Строго говоря, никакая наука как система объективных знаний о действительности не может быть частью политики, потому что политика всегда субъективна и преходяща. Нет ни одной страны, где не шла бы политическая борьба различных идеологий и ее носителей – политических партий. Пристраиваясь к политике очередной правящей партии, педагогика перестает быть наукой. Науки с приставкой «партийная» или «политическая» не бывает, не может быть политической химии или биологии, также как политической истории или партийной педагогики. Исключение составляет политология, предметом которой является исследование именно политических отношений, но и она мигрирует в сторону обществознания.

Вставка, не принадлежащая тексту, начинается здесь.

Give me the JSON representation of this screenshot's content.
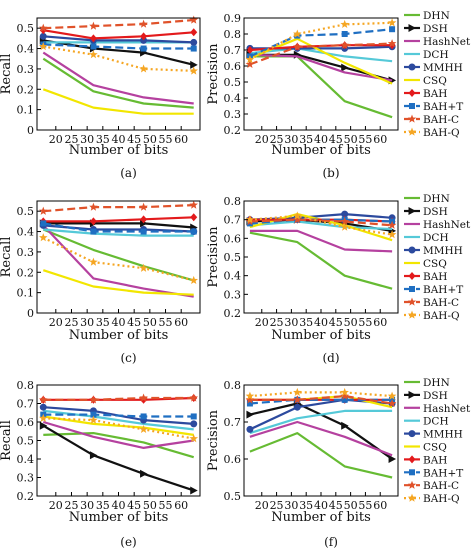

Помимо неоконченной статьи «О смешении политики с педагогикой» в 55‑томном собрании сочинений Ленина можно найти немало его частных обращений к теме образования и воспитания. Некоторые из них, например речь «Задачи союзов молодежи» на Всероссийском съезде РКСМ, становились политическим манифестом, с которым сверялись теория и практика воспитания. Но отнести что-либо из его трудов к научной педагогике было бы неверно, все они носят общефилософский, чаще – политизированный характер, мотивируя переход школы из обучающего в идеологический институт. Трудно понять также, о чем говорит многоточие, которым завершается рукопись статьи Ленина. То ли за этим неоконченная мысль, то ли попадание автора в логический тупик при «смешении политики с педагогикой».
Вновь сошлемся на неосмотрительную для того времени оценку теоретика ранней советской педагогики профессора Пинкевича: «Ленин не был писателем-педагогом». Возникает вопрос, кому же тогда обязана педагогика марксизма-ленинизма своим названием? Ответ на него трудный, но исторически неотвратимый.
Отцами-основателями советской педагогики были ученые, предавшие научные принципы. Многие, но не все, удобно встраивались во власть, отказывались от научной объективности и прилаживали педагогику к текущей политической конъюнктуре. С высоты нашего времени говорить об этом легко, сложнее понять гнетущие условия, в которых им пришлось творить. Эпоха обожествления вождей, наделения их нечеловеческими чертами, вынужденная подмена научных положений цитатами из их речей – так создавалась педагогика марксизма-ленинизма.
Их стараниями с не оконченной Лениным рукописи «О смешении политики с педагогикой», более 20 лет пролежавшей в безвестности, стряхнули пыль и опубликовали. Когда ее читаешь, невольно думаешь: уж лучше бы и не находили. И жалеешь о том, что «рукописи не горят».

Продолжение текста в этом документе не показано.